1. Fundamental Concepts

Definition: The base dissociation constant, $$ K_b $$, is a measure of the strength of a base in solution. It quantifies the extent to which a base dissociates into its constituent ions.
Expression: For a base $$ B $$ that dissociates in water to form $$ BH^+ $$ and $$ OH^- $$, the expression for $$ K_b $$ is given by: $$ K_b = \frac{[BH^+][OH^-]}{[B]} $$
Relationship with $$ K_w $$: The product of the acid dissociation constant ($$ K_a $$) and the base dissociation constant ($$ K_b $$) for a conjugate acid-base pair is equal to the ionization constant of water ($$ K_w $$): $$ K_a \cdot K_b = K_w $$

Strong Bases: $$K_b \gg 1$$

Strong bases completely dissociate in water, resulting in a very large $$ K_b $$.

Weak Bases: $$K_b \ll 1$$

Weak bases only partially dissociate in water, resulting in a small $$ K_b $$.
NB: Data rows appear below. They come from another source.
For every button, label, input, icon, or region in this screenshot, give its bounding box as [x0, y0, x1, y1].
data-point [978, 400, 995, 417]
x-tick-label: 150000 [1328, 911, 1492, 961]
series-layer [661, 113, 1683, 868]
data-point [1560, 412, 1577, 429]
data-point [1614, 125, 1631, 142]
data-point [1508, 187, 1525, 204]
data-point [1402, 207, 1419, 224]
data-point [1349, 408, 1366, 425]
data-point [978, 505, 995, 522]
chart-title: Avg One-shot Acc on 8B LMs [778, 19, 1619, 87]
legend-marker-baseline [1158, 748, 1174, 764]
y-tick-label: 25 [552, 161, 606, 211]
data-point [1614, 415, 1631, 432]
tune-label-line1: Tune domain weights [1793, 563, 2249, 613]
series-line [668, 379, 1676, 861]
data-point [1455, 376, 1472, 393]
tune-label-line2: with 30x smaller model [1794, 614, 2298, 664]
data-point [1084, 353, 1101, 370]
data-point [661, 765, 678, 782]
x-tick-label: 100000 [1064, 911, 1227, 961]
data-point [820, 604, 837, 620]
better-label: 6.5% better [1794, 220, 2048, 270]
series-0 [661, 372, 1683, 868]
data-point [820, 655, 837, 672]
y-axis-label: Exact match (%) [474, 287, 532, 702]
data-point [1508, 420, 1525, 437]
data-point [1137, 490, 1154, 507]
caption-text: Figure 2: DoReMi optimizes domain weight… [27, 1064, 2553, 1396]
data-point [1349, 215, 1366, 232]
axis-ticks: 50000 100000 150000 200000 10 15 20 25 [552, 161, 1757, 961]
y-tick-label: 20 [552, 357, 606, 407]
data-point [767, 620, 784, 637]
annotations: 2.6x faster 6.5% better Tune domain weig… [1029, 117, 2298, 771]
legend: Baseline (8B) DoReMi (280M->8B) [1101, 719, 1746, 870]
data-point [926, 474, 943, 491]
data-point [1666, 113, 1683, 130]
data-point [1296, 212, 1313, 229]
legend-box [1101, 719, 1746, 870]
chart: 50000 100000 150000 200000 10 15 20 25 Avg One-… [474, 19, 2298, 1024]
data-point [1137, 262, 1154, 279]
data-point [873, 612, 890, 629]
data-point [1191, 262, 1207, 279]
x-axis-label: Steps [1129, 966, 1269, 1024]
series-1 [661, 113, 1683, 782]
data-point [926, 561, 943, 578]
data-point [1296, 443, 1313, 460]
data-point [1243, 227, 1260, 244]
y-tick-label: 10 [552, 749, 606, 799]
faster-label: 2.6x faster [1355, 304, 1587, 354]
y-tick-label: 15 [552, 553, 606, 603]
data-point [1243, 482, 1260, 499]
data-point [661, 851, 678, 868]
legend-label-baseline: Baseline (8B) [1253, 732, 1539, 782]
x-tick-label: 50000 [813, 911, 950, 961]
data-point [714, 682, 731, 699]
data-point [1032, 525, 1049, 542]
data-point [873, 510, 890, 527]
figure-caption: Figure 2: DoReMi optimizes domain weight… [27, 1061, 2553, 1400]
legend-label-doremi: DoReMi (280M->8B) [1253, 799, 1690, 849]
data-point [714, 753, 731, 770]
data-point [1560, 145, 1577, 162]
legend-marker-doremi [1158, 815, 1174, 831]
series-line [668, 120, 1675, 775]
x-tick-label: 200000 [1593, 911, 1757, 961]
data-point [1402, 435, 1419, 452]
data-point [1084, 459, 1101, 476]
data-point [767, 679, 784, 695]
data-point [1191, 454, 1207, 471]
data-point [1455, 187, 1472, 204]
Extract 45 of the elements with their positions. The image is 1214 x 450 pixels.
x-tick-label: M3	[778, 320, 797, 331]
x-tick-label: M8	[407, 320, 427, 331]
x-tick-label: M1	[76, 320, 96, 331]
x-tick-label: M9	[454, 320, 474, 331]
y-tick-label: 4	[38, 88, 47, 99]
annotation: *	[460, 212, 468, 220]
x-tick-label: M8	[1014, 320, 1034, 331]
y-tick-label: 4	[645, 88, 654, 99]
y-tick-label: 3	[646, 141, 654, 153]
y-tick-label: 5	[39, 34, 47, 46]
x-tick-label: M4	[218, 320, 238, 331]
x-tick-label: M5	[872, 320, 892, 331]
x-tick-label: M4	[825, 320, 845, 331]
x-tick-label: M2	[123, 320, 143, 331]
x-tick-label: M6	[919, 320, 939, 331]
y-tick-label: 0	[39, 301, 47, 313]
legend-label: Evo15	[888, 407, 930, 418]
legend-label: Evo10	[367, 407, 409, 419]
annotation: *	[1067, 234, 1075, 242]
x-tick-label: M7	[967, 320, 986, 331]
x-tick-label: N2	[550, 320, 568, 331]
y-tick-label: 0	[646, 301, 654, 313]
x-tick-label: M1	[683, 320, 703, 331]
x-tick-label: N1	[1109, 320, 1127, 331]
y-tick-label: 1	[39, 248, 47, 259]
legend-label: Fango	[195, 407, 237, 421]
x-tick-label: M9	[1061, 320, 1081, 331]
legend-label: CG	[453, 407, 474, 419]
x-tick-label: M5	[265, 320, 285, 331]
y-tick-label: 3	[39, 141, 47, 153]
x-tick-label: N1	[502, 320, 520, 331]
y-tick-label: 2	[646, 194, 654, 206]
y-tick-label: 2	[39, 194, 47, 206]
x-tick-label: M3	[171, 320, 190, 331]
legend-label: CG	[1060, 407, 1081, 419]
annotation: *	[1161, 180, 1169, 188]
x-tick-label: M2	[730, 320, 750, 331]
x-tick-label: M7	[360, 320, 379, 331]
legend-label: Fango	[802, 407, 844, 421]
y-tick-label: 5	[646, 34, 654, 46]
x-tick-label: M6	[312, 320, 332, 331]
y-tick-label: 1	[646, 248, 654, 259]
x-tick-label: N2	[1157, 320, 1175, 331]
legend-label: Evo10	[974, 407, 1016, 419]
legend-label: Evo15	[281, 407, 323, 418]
Application: Used to determine the strength of bases and predict the pH of solutions.

Problem: Calculate the $$ K_b $$ for a 0.1 M solution of ammonia ($$ NH_3 $$) if the concentration of $$ OH^- $$ is $$ 1.8 \times 10^{-5} M $$.

Write the dissociation equation: $$ NH_3 + H_2O \rightleftharpoons NH_4^+ + OH^- $$
Set up the $$ K_b $$ expression: $$ K_b = \frac{[NH_4^+][OH^-]}{[NH_3]} $$
Assume the change in concentration of $$ NH_3 $$ is $$ x $$: $$ [NH_4^+] = x = [OH^-] = 1.8 \times 10^{-5} M $$ $$ [NH_3] = 0.1 - x \approx 0.1 M \text{ (since } x \text{ is very small)} $$
Substitute the values into the $$ K_b $$ expression: $$ K_b = \frac{(1.8 \times 10^{-5})(1.8 \times 10^{-5})}{0.1} = \frac{3.24 \times 10^{-10}}{0.1} = 3.24 \times 10^{-9} $$

Validation: The calculated $$ K_b $$ value is consistent with the known $$ K_b $$ for ammonia, which is approximately $$ 1.8 \times 10^{-5} $$.

Problem: Given a 0.2 M solution of methylamine ($$ CH_3NH_2 $$) with a $$ K_b $$ of $$ 4.4 \times 10^{-4} $$, calculate the pH of the solution.

Write the dissociation equation: $$ CH_3NH_2 + H_2O \rightleftharpoons CH_3NH_3^+ + OH^- $$
Set up the $$ K_b $$ expression: $$ K_b = \frac{[CH_3NH_3^+][OH^-]}{[CH_3NH_2]} $$
Let the change in concentration be $$ x $$: $$ [CH_3NH_3^+] = [OH^-] = x $$ $$ [CH_3NH_2] = 0.2 - x \approx 0.2 M \text{ (since } x \text{ is very small)} $$
Substitute the values into the $$ K_b $$ expression: $$ 4.4 \times 10^{-4} = \frac{x^2}{0.2} $$ $$ x^2 = 4.4 \times 10^{-4} \times 0.2 = 8.8 \times 10^{-5} $$ $$ x = \sqrt{8.8 \times 10^{-5}} = 9.38 \times 10^{-3} M $$
Calculate the pOH: $$ pOH = -\log[OH^-] = -\log(9.38 \times 10^{-3}) \approx 2.03 $$
Calculate the pH: $$ pH = 14 - pOH = 14 - 2.03 = 11.97 $$

Validation: The calculated pH is consistent with the expected range for a weak base solution.

ICE Table Method: Use an ICE (Initial, Change, Equilibrium) table to organize the concentrations of reactants and products.
Assumption of Small $$ x $$: For weak bases, assume the change in concentration $$ x $$ is small compared to the initial concentration, simplifying the calculations.
Logarithmic Calculations: Use logarithms to convert between concentrations and pH/pOH values.